En ce dernier jour de la COP28, le marathon est toujours en cours pour définir la phraséologie d'une déclaration finale acceptable pour toutes les parties. On pressent la ligne d'arrivée dans une ambiance de salles immenses et vides, avec les négociateurs qui s'isolent dans des bureaux fermés pour essayer de s'entendre et les quelque 100.000 participants qui commencent à rentrer chez eux.

Le monde ne jugera cette COP que sur le traitement réservé aux énergies fossiles, mais le langage pouvant faire consensus entre tous les pays du monde n'a pas encore été trouvé à l'heure actuelle. Il est compréhensible qu'un engagement à diminuer, voir abandonner le pétrole et le gaz soit très difficile à prendre pour les pays producteurs. Pourquoi scieraient-ils la branche sur laquelle ils sont confortablement assis ? Dans ce contexte, si l'offre ne peut pas être diminuée, redoublons d'efforts du côté de la demande pour en baisser la consommation, par le déploiement des sources renouvelables devenues beaucoup moins chères et des milliers de solutions qui existent aujourd'hui pour rendre notre société plus efficiente et moins énergivore.

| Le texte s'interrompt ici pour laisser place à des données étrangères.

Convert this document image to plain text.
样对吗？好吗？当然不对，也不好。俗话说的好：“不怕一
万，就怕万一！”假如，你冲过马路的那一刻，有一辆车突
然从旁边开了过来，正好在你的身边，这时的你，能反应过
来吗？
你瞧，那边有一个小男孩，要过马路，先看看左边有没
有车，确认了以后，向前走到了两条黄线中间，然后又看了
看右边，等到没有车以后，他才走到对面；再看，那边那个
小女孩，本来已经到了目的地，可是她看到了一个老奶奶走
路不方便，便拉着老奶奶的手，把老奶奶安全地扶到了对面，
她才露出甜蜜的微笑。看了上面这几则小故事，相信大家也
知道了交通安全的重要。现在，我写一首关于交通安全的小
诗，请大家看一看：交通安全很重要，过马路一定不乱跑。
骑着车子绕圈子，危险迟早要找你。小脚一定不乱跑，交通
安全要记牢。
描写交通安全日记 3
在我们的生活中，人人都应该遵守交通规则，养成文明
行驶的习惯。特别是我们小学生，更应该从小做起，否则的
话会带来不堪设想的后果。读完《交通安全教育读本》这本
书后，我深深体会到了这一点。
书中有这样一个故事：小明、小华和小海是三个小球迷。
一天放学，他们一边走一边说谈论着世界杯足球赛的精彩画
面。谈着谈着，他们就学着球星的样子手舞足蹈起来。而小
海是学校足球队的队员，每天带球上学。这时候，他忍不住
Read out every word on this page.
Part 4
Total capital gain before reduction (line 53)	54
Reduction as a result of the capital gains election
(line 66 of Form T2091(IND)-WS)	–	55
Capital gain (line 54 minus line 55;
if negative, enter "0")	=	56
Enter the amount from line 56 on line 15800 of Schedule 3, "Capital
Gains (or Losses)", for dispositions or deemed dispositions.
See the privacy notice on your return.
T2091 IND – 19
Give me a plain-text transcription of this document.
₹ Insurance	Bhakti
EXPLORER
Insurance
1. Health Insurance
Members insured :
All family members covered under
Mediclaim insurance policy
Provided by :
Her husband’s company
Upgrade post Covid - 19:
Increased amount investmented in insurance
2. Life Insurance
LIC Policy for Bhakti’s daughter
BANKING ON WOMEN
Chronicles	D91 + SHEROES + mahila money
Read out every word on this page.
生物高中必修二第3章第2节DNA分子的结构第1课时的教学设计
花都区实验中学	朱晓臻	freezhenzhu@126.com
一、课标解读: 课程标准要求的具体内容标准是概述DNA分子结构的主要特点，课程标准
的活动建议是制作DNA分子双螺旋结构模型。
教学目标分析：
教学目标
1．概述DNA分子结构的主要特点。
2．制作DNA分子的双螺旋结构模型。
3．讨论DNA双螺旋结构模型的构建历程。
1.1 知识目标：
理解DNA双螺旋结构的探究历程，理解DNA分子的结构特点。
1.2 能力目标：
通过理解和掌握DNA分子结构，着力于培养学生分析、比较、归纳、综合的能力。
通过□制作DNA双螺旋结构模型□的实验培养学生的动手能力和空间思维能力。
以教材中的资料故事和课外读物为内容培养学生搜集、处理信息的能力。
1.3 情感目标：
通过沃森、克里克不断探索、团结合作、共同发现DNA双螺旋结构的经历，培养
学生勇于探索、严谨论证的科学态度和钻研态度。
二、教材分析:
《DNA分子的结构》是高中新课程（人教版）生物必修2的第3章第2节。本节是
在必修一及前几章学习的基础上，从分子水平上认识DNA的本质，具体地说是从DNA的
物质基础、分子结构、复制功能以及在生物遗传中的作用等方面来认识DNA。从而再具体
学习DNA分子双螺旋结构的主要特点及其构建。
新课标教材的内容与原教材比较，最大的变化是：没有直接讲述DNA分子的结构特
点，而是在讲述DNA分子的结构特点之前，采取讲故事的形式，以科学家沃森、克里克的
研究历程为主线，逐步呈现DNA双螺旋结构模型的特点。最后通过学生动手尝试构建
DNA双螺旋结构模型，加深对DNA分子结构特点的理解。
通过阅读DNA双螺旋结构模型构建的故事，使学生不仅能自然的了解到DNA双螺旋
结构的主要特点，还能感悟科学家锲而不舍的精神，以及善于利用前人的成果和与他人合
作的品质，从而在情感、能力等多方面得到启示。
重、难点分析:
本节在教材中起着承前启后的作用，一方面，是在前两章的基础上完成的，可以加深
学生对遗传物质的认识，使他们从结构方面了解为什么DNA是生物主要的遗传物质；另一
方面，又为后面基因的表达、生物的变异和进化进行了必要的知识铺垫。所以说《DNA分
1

Quelle que soit la forme que prendra la phrase finale, quel bilan peut-on déjà tirer ?

La conférence a commencé fort, en évacuant dès le premier jour la question potentiellement empoisonnée du Fonds « Pertes & Dommages », point crucial pour la justice Nord-Sud que peut et doit garantir la transition écologique. Cette avancée est plus symbolique qu'autre chose. Avec ce fond, on a mis en place un évier, mais deux questions demeurent : qui ouvrira réellement le robinet (les annonces de financement se montent à 700 millions d'euros, autant dire anecdotique au regard des objectifs initiaux), et vers où s'écoulera l'eau, c'est-à-dire quels types de projets devraient être financés, et sous quelles modalités.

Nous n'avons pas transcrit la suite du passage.